Subcutaneous Ocrelizumab

The subcutaneous formulation of ocrelizumab is now available on the Pharmaceutical Benefits Scheme (PBS) for relapsing-remitting multiple sclerosis (MS). While the intravenous infusion has been PBS listed since 2018, the subcutaneous option may improve the convenience and accessibility of therapy.

Ocrelizumab is a monoclonal antibody that targets CD20-expressing B cells. It reduces the number and function of these cells which are thought to play an important role in the initiation and progression of MS.

The pivotal OPERA I and OPERA II studies demonstrated the efficacy of ocrelizumab in relapsing MS. Patients were randomly assigned to receive intravenous ocrelizumab every 24 weeks or subcutaneous interferon beta-1a three times a week. The primary end point of annualised relapse rate was 46% and 47% lower for ocrelizumab in the respective studies. Pooled analyses showed a 40% risk reduction for confirmed disability progression at 12 weeks and 24 weeks, and a 33% relative increase in confirmed disability improvement at 12 weeks. The recently published OCARINA II study found subcutaneous ocrelizumab (920mg) to be non-inferior to intravenous ocrelizumab (600mg) for drug exposure, with comparable safety and efficacy.

The usual dose of subcutaneous ocrelizumab is 920mg/23mL injected in the abdomen over ten minutes. The subcutaneous formulation contains the permeation enhancer, vorhyaluronidase alfa.
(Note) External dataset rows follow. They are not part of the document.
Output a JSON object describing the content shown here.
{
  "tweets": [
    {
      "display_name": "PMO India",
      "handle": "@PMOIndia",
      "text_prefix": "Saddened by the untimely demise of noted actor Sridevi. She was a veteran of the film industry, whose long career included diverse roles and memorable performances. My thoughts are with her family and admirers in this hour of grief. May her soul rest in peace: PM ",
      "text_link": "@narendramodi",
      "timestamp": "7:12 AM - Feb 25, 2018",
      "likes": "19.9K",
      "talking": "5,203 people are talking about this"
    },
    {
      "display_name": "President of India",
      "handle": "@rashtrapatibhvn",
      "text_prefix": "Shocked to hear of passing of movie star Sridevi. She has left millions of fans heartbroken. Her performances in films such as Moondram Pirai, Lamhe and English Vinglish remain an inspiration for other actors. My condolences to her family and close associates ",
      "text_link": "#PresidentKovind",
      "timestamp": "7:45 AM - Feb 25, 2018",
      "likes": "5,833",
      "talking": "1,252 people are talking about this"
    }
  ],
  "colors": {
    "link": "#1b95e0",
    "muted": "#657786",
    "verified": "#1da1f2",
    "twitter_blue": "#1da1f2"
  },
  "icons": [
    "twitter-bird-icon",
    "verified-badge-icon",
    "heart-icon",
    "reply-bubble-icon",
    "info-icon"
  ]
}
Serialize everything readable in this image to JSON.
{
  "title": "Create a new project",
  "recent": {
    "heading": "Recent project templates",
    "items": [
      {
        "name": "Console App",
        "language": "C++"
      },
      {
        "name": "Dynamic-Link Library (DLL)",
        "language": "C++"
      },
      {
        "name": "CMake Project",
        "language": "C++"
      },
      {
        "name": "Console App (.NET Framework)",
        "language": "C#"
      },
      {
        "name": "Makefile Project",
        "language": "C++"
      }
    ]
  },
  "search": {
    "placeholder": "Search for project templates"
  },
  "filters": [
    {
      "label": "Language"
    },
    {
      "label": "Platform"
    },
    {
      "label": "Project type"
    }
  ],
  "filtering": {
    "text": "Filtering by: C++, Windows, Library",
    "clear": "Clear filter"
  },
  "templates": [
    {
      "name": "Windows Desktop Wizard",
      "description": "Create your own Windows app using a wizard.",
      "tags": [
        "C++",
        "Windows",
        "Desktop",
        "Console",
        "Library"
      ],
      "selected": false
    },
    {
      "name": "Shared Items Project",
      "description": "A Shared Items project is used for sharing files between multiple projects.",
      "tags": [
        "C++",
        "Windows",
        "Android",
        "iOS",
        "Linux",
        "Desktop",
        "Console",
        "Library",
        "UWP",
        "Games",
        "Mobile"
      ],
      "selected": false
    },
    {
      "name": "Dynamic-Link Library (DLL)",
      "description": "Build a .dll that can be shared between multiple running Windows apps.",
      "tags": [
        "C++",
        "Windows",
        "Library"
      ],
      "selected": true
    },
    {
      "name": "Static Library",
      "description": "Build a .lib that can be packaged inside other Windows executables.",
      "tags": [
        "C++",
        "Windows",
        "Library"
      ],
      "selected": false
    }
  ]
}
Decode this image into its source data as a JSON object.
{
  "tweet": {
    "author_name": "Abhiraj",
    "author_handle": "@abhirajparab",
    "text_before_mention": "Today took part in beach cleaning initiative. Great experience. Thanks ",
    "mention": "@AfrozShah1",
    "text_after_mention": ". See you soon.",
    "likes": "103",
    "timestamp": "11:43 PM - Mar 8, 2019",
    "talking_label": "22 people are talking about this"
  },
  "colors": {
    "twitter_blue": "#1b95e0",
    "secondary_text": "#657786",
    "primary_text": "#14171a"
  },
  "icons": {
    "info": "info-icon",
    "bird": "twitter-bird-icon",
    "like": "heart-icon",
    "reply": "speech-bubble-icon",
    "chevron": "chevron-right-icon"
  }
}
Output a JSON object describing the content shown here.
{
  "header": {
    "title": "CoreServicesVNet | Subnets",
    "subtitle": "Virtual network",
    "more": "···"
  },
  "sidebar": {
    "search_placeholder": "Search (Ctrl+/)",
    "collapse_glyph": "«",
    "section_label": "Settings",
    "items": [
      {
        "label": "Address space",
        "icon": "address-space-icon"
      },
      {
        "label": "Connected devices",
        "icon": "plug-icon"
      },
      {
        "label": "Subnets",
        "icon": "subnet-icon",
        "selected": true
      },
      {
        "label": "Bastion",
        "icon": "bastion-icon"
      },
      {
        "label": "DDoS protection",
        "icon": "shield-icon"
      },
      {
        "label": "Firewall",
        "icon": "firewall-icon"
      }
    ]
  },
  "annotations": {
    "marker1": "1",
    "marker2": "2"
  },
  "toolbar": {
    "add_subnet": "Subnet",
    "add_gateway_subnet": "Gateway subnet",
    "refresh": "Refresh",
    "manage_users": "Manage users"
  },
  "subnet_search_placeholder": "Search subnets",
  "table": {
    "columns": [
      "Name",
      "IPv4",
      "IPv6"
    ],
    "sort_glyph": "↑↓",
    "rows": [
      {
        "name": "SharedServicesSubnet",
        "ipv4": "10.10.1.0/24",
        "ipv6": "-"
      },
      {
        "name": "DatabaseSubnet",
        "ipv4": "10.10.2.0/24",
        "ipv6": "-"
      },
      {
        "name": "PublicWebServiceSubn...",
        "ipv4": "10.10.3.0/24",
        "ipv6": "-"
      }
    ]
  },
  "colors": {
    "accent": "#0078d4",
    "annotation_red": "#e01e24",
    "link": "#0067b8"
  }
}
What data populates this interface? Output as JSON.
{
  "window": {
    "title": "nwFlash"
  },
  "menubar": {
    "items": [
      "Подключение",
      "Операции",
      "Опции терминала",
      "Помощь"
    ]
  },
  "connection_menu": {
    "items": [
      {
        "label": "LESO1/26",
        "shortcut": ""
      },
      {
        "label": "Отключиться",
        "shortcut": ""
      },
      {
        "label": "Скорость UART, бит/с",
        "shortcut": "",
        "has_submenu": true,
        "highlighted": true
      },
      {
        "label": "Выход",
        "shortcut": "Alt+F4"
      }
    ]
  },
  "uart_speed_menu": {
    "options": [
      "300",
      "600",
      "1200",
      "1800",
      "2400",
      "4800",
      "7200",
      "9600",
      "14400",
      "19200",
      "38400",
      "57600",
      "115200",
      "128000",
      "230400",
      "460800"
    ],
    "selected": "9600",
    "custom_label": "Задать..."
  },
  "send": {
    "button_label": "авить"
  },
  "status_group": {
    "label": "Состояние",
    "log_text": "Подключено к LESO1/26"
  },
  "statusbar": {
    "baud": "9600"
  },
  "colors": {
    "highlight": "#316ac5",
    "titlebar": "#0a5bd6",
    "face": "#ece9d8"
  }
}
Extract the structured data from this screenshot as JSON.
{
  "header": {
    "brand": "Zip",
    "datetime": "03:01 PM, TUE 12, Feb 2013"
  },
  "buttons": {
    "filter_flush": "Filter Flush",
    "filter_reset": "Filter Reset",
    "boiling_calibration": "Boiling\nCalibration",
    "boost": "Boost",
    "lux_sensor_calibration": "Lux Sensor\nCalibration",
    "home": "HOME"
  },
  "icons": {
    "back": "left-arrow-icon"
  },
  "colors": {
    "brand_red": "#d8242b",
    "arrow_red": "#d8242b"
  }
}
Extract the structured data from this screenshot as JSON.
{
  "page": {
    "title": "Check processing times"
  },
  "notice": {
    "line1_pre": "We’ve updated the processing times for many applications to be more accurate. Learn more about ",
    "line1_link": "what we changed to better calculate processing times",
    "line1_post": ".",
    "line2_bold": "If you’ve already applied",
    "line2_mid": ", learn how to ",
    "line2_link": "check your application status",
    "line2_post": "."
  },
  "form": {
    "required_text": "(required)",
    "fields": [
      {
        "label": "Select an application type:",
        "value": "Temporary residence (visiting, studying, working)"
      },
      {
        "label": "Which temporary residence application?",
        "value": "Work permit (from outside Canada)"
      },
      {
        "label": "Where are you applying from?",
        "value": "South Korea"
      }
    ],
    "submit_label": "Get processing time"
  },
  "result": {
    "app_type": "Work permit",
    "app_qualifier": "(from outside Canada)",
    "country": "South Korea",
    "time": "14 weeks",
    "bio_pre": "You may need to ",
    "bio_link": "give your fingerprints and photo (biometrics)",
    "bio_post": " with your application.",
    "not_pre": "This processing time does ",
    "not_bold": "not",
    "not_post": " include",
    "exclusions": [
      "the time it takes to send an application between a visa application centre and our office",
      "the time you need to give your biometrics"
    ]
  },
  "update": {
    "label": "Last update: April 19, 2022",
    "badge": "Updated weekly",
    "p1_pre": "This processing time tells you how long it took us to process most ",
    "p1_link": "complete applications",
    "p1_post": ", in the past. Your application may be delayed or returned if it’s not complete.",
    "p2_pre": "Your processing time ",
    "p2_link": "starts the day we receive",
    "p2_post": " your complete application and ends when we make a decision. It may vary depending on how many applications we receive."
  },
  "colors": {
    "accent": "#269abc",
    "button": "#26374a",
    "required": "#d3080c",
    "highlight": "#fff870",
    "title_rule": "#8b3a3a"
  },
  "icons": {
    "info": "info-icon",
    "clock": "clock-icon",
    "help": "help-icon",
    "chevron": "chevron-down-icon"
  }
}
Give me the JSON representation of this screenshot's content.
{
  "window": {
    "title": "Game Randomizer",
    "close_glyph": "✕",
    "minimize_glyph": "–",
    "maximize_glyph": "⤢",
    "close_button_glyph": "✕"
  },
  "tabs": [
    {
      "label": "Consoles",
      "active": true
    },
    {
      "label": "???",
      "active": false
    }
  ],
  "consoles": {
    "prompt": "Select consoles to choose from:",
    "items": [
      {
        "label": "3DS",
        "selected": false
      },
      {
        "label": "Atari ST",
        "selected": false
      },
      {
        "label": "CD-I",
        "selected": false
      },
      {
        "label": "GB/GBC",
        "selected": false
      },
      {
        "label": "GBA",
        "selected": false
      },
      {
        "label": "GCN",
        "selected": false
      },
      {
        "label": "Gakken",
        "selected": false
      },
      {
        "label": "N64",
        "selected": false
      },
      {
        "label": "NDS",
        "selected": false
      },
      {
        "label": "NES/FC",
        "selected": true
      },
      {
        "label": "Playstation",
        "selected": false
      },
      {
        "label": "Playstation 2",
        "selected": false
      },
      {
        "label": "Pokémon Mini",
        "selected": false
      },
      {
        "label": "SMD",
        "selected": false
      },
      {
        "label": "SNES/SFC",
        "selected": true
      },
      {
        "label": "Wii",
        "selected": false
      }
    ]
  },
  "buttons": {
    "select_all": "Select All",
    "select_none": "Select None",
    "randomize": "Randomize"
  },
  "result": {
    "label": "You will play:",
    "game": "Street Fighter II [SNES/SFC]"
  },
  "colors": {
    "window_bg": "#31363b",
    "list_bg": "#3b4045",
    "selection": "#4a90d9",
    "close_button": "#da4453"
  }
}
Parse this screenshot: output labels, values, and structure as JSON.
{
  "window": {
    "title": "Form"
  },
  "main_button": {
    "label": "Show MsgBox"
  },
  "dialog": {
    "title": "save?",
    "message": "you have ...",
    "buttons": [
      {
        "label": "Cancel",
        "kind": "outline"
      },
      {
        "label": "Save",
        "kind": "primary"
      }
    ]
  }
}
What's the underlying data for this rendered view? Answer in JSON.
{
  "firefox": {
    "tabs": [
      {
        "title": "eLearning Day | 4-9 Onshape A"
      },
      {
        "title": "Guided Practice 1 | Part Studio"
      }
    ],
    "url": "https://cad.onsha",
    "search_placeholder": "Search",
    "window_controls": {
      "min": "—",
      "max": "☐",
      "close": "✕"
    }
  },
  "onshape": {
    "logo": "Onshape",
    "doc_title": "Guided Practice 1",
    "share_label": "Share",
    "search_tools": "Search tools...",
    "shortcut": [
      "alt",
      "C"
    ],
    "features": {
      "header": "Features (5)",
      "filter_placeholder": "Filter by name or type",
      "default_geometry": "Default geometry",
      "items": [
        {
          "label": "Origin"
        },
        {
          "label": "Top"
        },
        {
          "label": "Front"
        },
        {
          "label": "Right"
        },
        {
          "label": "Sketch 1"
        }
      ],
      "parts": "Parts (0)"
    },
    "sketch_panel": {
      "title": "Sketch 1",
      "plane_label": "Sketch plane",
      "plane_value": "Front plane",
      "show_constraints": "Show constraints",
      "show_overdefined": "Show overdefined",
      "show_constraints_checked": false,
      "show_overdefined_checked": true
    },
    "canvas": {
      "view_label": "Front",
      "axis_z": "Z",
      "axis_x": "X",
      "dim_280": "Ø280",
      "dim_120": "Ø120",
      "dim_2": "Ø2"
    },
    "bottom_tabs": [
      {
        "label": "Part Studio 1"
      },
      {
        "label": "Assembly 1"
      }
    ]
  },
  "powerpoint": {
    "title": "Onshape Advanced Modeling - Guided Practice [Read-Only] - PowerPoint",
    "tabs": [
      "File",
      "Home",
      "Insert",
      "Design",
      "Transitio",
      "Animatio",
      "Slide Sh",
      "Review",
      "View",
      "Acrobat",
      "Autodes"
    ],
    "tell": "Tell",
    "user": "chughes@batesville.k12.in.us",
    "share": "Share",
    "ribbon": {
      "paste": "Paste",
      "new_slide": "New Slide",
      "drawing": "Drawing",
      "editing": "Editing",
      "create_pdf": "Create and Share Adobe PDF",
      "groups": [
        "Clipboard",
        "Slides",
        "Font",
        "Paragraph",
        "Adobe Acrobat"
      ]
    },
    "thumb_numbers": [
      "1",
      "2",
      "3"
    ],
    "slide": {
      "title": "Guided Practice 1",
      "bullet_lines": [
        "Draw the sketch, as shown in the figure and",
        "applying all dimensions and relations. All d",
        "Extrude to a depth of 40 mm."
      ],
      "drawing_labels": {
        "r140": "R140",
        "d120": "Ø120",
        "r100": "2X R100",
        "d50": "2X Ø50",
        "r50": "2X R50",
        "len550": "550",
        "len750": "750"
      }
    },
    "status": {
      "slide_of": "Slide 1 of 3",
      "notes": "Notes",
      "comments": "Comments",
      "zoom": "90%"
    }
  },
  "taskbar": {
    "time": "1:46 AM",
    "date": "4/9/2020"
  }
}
This enzyme hydrolyses hyaluronic acid in the subcutaneous tissue, temporarily increasing tissue permeability and allowing a larger volume to be injected.

Both the intravenous and subcutaneous formulations are administered every six months, although the first intravenous dose is split between two infusions. Premedication with a corticosteroid and an antihistamine reduces the risk of infusion-related reactions. An antipyretic, such as paracetamol, may also be considered.